I believe that this case is of Canadian manufacture. The bracelet, which seems to be original, is marked “Hadley” in an oval and “Pat Pend”. A large number of US patents for watch bracelets and similar items were granted to the Hadley Company Inc. of Providence, Rhode Island, from 1918 to the 1960s. The Hadley Company was founded by Arthur Hadley in 1912. In 1951 the Hadley Company was purchased by the Elgin Watch Company.
All the cased “Patek Rolex” watches like this that I have seen details of, bar one, have US or Canadian gold plated cases and appear to have been bought in North America. A correspondent has told me about seeing some uncased movements with this engraving about 20 years ago in Toronto.
These watches certainly have nothing to do with Patek Philippe. At first glance they do look like the sort of thing that Rolex did create in the early days. Marconi, Unicorn, RolCo etc. are similar in some ways to these, cheaper watches with invented brand names and often with Fontainemelon ébauches. But the branding “Patek Rolex” is wrong; Rolex didn't brand cheaper watches with the Rolex name, because they didn't want them to take sales from the “real” Rolex watches, and they certainly wouldn't have risked a prosecution by Patek Philippe for trademark infringement. Wilsdorf might have sailed close to the wind on occasion, but that would be going too far!
In the 1920s and 1930s there was an agreement between Rolex and Gruen, who were both shareholders in Aegler and both used Aegler manufactured movements in their watches. The agreement concerned distribution territory, that the US market would be exclusive to Gruen, and Rolex would have the rest of the world. It appears that someone in North America, knowing the rising reputation of Rolex, and of course the established reputation of Patek Philippe, decided to get hold of some Fontainemelon movements and add the engraved name “Patek Rolex” to them to take advantage of name recognition in the absence of any official presence of Rolex in the US market. Why they added Patek as well can be anyone's guess.

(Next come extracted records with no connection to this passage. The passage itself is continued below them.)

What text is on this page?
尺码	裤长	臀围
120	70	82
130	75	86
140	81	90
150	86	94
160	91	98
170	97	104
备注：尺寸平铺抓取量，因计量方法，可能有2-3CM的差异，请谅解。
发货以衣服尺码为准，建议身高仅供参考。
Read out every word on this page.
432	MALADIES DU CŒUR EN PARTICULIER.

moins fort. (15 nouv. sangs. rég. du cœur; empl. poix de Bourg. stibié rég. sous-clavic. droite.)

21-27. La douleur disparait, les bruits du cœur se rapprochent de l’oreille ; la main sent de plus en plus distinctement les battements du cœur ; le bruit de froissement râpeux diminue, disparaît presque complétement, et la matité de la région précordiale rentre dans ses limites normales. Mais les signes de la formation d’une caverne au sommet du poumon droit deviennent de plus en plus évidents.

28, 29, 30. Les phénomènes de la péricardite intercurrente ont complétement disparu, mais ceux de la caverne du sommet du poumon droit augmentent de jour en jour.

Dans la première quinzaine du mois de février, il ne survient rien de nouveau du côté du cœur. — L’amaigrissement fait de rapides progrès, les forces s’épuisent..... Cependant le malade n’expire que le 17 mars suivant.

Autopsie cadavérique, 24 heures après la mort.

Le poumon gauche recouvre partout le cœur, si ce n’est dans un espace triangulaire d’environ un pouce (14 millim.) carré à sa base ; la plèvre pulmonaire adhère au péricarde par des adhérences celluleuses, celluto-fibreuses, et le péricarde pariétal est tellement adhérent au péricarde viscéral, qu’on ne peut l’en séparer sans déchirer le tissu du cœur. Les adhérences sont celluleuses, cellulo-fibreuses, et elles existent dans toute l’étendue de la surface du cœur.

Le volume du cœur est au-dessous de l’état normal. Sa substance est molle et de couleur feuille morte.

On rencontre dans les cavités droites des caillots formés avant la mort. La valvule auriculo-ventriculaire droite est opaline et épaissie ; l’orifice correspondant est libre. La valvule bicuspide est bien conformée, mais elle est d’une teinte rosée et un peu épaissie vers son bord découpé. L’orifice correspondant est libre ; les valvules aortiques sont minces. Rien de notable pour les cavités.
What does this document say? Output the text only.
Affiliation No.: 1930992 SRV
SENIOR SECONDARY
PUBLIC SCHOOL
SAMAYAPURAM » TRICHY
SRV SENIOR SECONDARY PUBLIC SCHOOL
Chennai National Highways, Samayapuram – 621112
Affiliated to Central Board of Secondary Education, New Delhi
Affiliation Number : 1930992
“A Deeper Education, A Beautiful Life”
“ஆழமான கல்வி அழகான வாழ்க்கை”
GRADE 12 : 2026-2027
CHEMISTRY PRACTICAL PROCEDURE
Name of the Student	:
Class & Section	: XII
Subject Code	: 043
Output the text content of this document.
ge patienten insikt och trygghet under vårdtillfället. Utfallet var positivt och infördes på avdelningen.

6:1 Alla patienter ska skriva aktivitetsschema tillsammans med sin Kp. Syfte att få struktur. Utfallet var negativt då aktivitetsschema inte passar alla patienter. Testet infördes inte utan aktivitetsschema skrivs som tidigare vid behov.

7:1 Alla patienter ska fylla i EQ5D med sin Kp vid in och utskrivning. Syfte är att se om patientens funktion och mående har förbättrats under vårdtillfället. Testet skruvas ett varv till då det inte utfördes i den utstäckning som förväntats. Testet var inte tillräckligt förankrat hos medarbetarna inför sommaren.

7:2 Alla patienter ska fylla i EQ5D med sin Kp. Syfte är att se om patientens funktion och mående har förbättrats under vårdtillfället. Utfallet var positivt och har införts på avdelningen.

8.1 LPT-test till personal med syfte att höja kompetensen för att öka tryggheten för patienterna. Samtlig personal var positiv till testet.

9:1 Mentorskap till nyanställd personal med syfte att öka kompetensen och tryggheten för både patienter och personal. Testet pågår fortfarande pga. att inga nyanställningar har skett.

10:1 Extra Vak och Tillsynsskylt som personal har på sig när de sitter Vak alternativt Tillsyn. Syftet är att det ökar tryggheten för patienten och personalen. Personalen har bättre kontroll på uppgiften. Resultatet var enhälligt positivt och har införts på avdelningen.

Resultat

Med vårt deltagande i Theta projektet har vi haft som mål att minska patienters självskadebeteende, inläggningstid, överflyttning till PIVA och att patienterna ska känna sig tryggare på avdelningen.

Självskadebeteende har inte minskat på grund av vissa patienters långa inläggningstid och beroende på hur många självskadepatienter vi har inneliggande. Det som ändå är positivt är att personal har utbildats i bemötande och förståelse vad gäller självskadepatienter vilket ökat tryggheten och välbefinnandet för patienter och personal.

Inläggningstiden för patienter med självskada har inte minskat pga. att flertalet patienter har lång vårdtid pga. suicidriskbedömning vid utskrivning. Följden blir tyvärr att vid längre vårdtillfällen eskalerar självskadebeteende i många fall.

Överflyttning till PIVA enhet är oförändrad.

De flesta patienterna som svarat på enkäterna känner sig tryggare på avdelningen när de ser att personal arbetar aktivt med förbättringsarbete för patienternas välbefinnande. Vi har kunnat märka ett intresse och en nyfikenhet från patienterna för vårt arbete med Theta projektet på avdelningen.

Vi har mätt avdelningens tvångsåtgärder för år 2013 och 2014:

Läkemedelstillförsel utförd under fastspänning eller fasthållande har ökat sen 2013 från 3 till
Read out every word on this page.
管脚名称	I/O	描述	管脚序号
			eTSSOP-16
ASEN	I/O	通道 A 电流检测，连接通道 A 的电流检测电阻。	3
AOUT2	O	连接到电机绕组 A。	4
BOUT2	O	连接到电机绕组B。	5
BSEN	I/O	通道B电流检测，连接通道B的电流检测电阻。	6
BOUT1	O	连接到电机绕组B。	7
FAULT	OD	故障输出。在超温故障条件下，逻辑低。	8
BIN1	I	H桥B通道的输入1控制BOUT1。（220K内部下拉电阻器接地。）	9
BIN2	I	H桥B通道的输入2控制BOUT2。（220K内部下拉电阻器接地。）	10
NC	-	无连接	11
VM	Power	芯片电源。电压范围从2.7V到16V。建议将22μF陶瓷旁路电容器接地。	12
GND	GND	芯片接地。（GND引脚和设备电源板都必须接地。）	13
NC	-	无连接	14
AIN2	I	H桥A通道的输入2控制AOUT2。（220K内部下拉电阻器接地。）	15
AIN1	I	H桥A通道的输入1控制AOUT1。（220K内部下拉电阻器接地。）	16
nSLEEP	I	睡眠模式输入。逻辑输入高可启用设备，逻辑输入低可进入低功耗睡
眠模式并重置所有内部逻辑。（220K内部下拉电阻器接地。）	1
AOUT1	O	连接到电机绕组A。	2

The two remaining mysteries are the 9 carat gold case, and the R.W.C stamp in the Chester Quality case. The 9 carat gold case definitely is a Rolex case but the watch, recently acquired with no provenance, is most likely the result of a marriage; a genuine Rolex 9 carat gold case married with a “Patek Rolex” movement originally from another watch. The RWC stamp in the Chester case is more difficult to explain, this watch has provenance back to when it was new. It may simply be a fake mark like the “Patek Rolex” engraving on the movement.